Rooster crows.
Doves cry.
Hammers ring.
People jeer.
Voice cries out.
Thunder echoes.
Stone scrapes.
{deafening silence}
Stone scrapes.
Doves cry.
One weeps.
One speaks.
People cheer.
It’s Saturday. The day bracketed between death and resurrection, between gravity and eternity. The Sabbath – a day linking the stories of old and new covenant. A hushed day in scripture. I wonder what a day of deafening silence must have sounded like. Yesterday, there were nails and jeering crowds and a sky turned stormy and a temple veil ripping from sky to earth. Yesterday, there were oils and herbs and a shroud and a tomb. Tomorrow there will be an angel and a stone rolled away and a shroud folded neatly as if to say, “thank you for your hospitality.” But tomorrow hasn’t come yet. The promises have been made – that the grave is merely borrowed, that the yesterday followed by the tomorrow mean mercy and grace breathe for all who need breath, that there will be life greater than life.

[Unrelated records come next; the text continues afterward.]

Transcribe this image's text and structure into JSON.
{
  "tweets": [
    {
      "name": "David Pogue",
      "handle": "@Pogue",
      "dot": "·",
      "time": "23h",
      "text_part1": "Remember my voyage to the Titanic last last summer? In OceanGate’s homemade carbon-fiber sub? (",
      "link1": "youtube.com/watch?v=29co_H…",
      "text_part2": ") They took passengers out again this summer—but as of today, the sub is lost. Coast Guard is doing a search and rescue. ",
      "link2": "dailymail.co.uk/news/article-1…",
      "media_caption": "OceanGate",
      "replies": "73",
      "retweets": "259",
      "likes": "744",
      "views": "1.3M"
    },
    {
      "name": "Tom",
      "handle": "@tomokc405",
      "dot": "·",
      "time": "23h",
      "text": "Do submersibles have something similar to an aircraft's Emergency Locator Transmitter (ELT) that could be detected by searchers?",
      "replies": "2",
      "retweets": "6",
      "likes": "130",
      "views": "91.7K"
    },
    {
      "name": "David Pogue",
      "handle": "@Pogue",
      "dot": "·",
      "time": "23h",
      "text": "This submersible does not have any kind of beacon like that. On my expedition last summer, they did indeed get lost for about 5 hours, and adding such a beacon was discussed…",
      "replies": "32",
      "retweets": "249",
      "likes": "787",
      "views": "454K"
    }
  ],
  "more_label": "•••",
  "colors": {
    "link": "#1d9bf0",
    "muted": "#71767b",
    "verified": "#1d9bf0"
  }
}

But promises are hard to hear when standing in the brackets.
What did that Sabbath sound like? Did it sound like any other day? Or was there a silence that was not just heard but felt in the bones of all who breathed. When doves sang their haunting song on that Saturday to awaken the dawn, did it quicken hearts? When His name was whispered, were prayers whispered in response? In the deafening silence, could hope be heard?
Today, in this day that still lives between the brackets of gravity and eternity, I pray for hearts to always be quickened, to hear whispered reminders of life greater than life and hope beyond hope. I pray for Sabbath to be felt in every breath. I pray for promise.
Come Lord Jesus. Selah.
What do you pray for in the days that live between the brackets?